Why is independent verification so paramount? Without it, an agent tasked with an unverifiable action, much like a human developer, is left to guess. The speed at which agents operate means that an initial guess rapidly leads to a cascade of increasingly speculative assumptions. Often, when reviewing an agent's work after a short period, a perceived "mess" isn't due to the AI becoming unintelligent; rather, it's frequently the result of an environmental failure—like an application server crash or an unresponsive web browser—forcing the agent into speculative and defensive coding.
Many essential tools for agents require access to resources humans often take for granted: a sandboxed computing environment free of arbitrary restrictions, an MCP server for iOS Simulator interaction, or a built-in browser providing real-time visual feedback. Fortunately, for seasoned TDD practitioners ("graybeards"), the ability to discern a lack of sufficient verification is a deeply ingrained instinct. Furthermore, we possess the expertise to know when to apply techniques like image regression testing, mutation testing, or characterization testing, and the skill to configure suitable test harnesses for each. Out-of-the-box, most coding agents—similar to many human developers—lack fundamental understanding of these advanced testing methodologies, let alone how to implement them effectively.
It was therefore gratifying to see Simon Willison emphasize verifiability, signaling a potential readiness within the industry to address this long-standing fundamental. Achieving true "super-intelligence" in coding necessitates genuine reinforcement learning, which in turn depends on our collective ability to significantly improve how we integrate verifiability into our software development workflows.

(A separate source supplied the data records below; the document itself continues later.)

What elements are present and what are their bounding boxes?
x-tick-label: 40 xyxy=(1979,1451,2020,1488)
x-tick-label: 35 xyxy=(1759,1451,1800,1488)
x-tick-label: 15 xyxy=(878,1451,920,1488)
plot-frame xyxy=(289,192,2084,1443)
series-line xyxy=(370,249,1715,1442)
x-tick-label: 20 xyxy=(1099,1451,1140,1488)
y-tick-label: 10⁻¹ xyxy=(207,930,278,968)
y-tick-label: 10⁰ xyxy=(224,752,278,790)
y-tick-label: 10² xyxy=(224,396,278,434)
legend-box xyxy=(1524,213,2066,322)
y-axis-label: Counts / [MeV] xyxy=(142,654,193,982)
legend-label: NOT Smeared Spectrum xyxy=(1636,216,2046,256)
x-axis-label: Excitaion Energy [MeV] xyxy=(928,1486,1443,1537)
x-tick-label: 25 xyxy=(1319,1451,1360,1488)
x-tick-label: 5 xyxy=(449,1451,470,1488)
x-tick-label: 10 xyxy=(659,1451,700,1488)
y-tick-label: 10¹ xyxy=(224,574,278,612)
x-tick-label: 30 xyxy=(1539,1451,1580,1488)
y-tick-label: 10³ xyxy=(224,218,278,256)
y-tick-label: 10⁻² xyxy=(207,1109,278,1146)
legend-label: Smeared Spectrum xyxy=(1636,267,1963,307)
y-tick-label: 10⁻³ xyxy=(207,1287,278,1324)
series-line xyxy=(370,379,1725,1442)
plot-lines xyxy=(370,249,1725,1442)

Therefore, if you are a veteran of the agile era, the craftsmanship movement, or simply passionate about producing high-quality code, and are concerned about AI's impact on software quality, you hold more influence than you might realize. The principles you value are now more critical than ever. Moreover, developers who previously overlooked these practices for years now face an urgent imperative to engage with the very topics you champion. Take heart.